Para fines prácticos, digamos que dado que no tengo
acceso a divisas oficiales (que sólo me dan racionadamente si viajo, y si le
digo que un pasaje a Nueva York me cuesta 18 meses de salario ya podrá usted ver también lo difícil que
es viajar y por ende tener acceso a esas divisas) pues el salario mensual es de
$56.
El problema, eso sí, es que no todos los productos que
compro están a esa tasa.

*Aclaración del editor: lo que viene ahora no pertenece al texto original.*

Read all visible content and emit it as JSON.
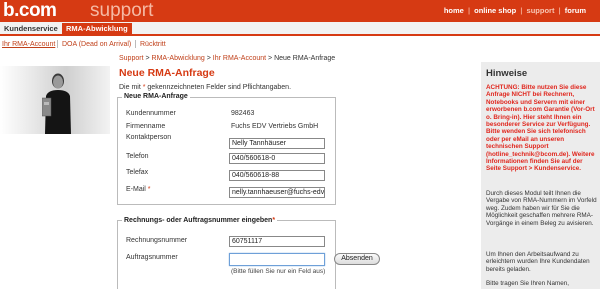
{
  "header": {
    "logo": "b.com",
    "logo_sub": "support",
    "nav": {
      "home": "home",
      "online_shop": "online shop",
      "support": "support",
      "forum": "forum",
      "sep": "|"
    }
  },
  "tabs": {
    "kundenservice": "Kundenservice",
    "rma": "RMA-Abwicklung"
  },
  "subnav": {
    "rma_account": "Ihr RMA-Account",
    "doa": "DOA (Dead on Arrival)",
    "ruecktritt": "Rücktritt"
  },
  "breadcrumb": {
    "support": "Support",
    "rma": "RMA-Abwicklung",
    "account": "Ihr RMA-Account",
    "current": "Neue RMA-Anfrage",
    "sep": " > "
  },
  "page": {
    "title": "Neue RMA-Anfrage",
    "required_pre": "Die mit ",
    "required_star": "*",
    "required_post": " gekennzeichneten Felder sind Pflichtangaben."
  },
  "form_new": {
    "legend": "Neue RMA-Anfrage",
    "kundennummer_label": "Kundennummer",
    "kundennummer_value": "982463",
    "firmenname_label": "Firmenname",
    "firmenname_value": "Fuchs EDV Vertriebs GmbH",
    "kontakt_label": "Kontaktperson",
    "kontakt_value": "Nelly Tannhäuser",
    "telefon_label": "Telefon",
    "telefon_value": "040/560618-0",
    "telefax_label": "Telefax",
    "telefax_value": "040/560618-88",
    "email_label": "E-Mail",
    "email_star": "*",
    "email_value": "nelly.tannhaeuser@fuchs-edv"
  },
  "form_invoice": {
    "legend": "Rechnungs- oder Auftragsnummer eingeben",
    "legend_star": "*",
    "rechnung_label": "Rechnungsnummer",
    "rechnung_value": "60751117",
    "auftrag_label": "Auftragsnummer",
    "auftrag_value": "",
    "submit_label": "Absenden",
    "hint": "(Bitte füllen Sie nur ein Feld aus)"
  },
  "sidebar": {
    "title": "Hinweise",
    "warning": "ACHTUNG: Bitte nutzen Sie diese Anfrage NICHT bei Rechnern, Notebooks und Servern mit einer erworbenen b.com Garantie (Vor-Ort o. Bring-in). Hier steht Ihnen ein besonderer Service zur Verfügung. Bitte wenden Sie sich telefonisch oder per eMail an unseren technischen Support (hotline_technik@bcom.de). Weitere Informationen finden Sie auf der Seite Support > Kundenservice.",
    "info1": "Durch dieses Modul teilt Ihnen die Vergabe von RMA-Nummern im Vorfeld weg. Zudem haben wir für Sie die Möglichkeit geschaffen mehrere RMA-Vorgänge in einem Beleg zu avisieren.",
    "info2": "Um Ihnen den Arbeitsaufwand zu erleichtern wurden Ihre Kundendaten bereits geladen.",
    "info3": "Bitte tragen Sie Ihren Namen,"
  },
  "colors": {
    "brand": "#d63a13",
    "warning_text": "#e0261d",
    "link": "#c0401a"
  }
}
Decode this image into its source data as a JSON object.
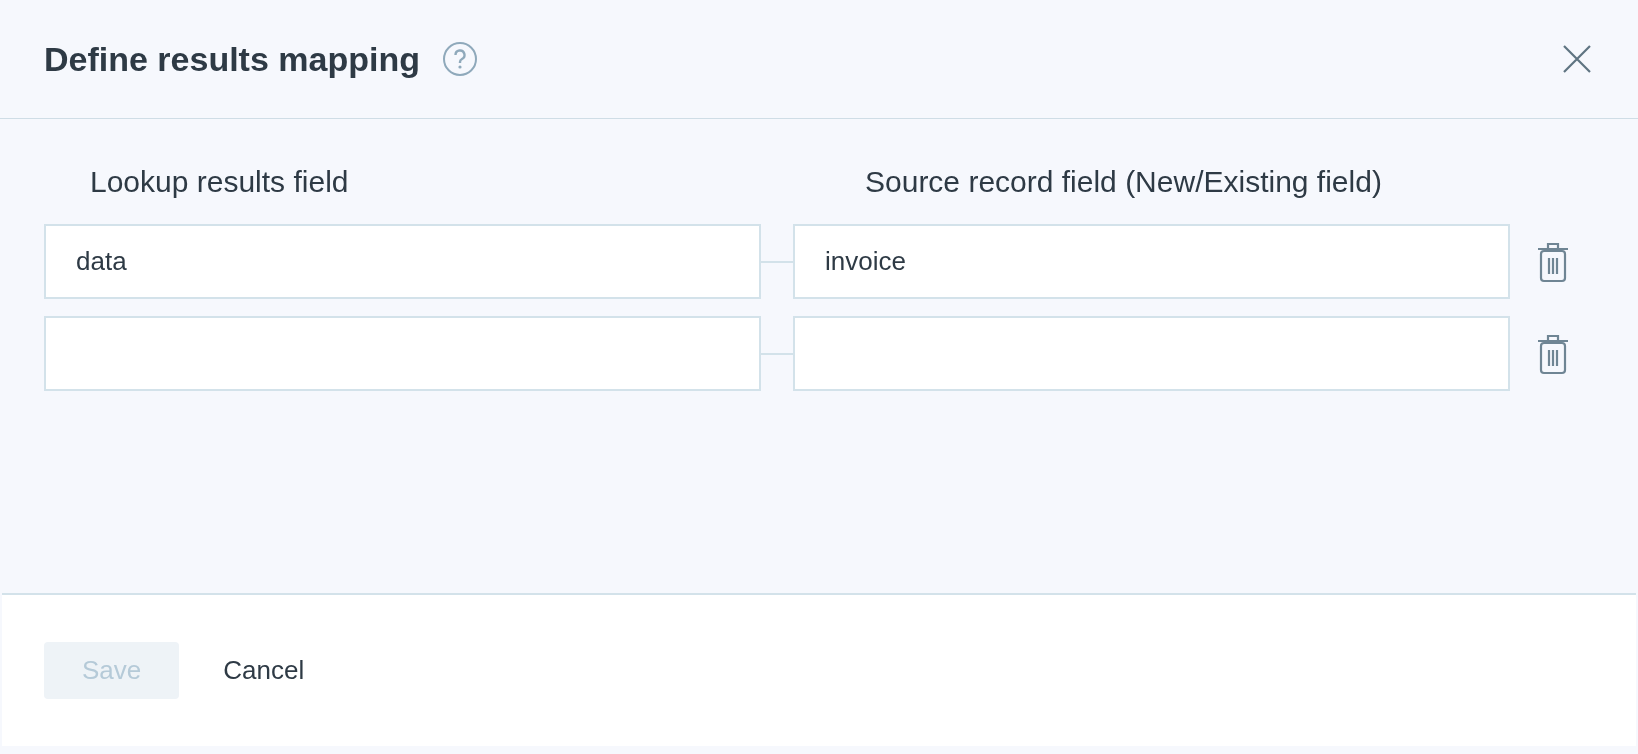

Si quiero ser justo, debo decirles que comida y medicinas se deben valorar a la
tasa de cambio oficial (dado que el gobierno las subsidia), por lo que
resultan muy económicas.
Pero el resto de “lujos”, léase ropa, electrodomésticos,
equipos electrónicos, bienes raíces, viajes, etc., están valorados al “dólar
paralelo”, lo que los hace
extremadamente costosos para un profesional con postgrado. Para
permitirse este tipo de “lujos”, debe ahorrarse con varios meses de antelación,
con cuidado de que no te maten o te secuestren en el proceso (el tema de la
inseguridad conviene tratarlo en una nota separada).
El
resto de la historia usted ya la conoce: un éxodo de jóvenes venezolanos que
ante la imposibilidad de construir una vida en su país natal buscan suerte en
países más prósperos, luchando contra la pésima imagen del venezolano que los
“enchufados” (los “empresarios” y demás relacionados al gobierno) han fomentado
a construir en el exterior.
Los que aún no nos hemos ido, mantenemos la ¿ilusa? esperanza de que las cosas
mejoren pronto, pero la paciencia se agota… El panorama luce sombrío,
pero como reza el proverbio: “después del invierno, siempre llega la primavera”.